New definition of levelized cost of energy storage and its application to reversible solid oxide fuel-cell

Abstract

Renewable energy installation capacity has rapidly increased in recent years. Subsequently, developing and commercializing large energy storage systems (ESSs) has become an important research objective. To evaluate development and compare between different ESSs, levelized cost of energy storage (LCOES) has been used. However, current LCOES often includes cost of electricity production in total investment, and neglects off-design characteristic of ESSs. Therefore, we proposed a new definition for the LCOES (LCOES2) to resolve these problems. An ESS using RSOFC coupled with waste steam was investigated for ESS efficiency characterization.
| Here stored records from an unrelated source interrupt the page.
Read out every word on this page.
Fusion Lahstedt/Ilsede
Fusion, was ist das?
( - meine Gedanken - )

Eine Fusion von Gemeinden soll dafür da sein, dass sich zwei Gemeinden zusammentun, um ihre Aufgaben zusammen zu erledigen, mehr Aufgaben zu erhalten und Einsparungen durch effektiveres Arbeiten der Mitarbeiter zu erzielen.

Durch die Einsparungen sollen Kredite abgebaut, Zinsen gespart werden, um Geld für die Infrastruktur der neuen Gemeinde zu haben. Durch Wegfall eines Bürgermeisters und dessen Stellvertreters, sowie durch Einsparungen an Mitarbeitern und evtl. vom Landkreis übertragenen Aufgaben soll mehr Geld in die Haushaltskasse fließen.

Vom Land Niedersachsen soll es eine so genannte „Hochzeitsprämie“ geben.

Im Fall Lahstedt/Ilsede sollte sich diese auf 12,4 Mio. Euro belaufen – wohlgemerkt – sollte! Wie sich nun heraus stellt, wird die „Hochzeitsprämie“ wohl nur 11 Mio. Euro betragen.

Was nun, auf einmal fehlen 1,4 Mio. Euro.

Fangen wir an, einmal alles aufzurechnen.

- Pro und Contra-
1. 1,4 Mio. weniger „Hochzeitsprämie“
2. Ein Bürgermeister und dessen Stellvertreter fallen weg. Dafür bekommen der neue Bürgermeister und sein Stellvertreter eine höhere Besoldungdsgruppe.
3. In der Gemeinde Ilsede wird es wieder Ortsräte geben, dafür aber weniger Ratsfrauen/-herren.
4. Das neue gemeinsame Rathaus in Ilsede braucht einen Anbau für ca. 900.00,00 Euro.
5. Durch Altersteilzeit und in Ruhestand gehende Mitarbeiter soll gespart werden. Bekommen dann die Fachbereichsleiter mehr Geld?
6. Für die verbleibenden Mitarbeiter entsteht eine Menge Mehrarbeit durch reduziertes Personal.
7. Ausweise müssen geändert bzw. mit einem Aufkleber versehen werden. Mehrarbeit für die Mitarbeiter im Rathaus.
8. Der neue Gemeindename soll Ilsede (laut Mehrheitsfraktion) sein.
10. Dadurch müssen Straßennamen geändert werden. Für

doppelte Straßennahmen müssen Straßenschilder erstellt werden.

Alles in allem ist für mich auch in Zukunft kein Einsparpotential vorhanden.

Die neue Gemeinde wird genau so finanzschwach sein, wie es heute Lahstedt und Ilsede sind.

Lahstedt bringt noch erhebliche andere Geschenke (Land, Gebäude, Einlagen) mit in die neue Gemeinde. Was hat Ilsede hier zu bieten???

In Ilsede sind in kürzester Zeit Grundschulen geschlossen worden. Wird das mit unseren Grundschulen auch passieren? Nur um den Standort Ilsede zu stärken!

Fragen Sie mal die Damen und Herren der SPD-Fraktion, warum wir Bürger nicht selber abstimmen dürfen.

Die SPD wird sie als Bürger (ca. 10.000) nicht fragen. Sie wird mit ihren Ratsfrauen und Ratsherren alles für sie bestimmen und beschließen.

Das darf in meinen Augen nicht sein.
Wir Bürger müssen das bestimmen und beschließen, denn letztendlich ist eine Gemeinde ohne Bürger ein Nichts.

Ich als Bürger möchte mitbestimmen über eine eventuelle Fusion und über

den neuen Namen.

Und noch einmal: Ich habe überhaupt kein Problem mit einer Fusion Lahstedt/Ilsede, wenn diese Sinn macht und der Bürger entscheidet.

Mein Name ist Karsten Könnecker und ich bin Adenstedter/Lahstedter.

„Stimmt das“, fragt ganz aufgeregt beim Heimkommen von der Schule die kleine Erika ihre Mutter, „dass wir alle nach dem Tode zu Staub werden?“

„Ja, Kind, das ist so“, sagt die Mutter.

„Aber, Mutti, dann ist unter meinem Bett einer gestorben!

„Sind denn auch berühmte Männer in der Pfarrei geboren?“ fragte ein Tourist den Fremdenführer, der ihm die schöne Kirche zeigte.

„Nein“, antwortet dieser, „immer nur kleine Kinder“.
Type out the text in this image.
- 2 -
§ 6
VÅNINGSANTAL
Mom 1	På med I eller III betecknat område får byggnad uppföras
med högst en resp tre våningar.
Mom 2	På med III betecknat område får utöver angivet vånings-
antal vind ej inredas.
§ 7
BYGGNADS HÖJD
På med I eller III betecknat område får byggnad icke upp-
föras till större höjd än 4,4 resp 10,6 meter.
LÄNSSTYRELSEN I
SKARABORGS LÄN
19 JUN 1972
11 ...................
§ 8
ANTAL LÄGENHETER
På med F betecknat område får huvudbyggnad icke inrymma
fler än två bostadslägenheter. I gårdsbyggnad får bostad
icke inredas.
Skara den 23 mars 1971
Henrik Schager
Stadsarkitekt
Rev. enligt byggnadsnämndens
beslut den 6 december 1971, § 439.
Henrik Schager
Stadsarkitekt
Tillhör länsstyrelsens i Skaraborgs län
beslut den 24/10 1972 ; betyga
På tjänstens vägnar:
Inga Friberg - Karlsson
The proposed ESSs and LCOES calculations were applied to South Korea case. The hourly average solar power data for each month was used. Hydrogen production and consumption were matched for sizing ESS and estimating electricity demand profile. The results show that, conventional LCOES, which considers charging electricity cost, overestimated the cost by 7.7% and 14.8% compared to the LCOES2, at RSOFC stack cost of $700/kW and $225/kW, respectively. The constant part-load efficiency model resulted in lower LCOES values, by up to 6.3%, due to higher overall round-trip efficiency. The new LCOES definition, considering variable part-load efficiency, was proved to be an efficiency-sensitive and reliable cost indicator.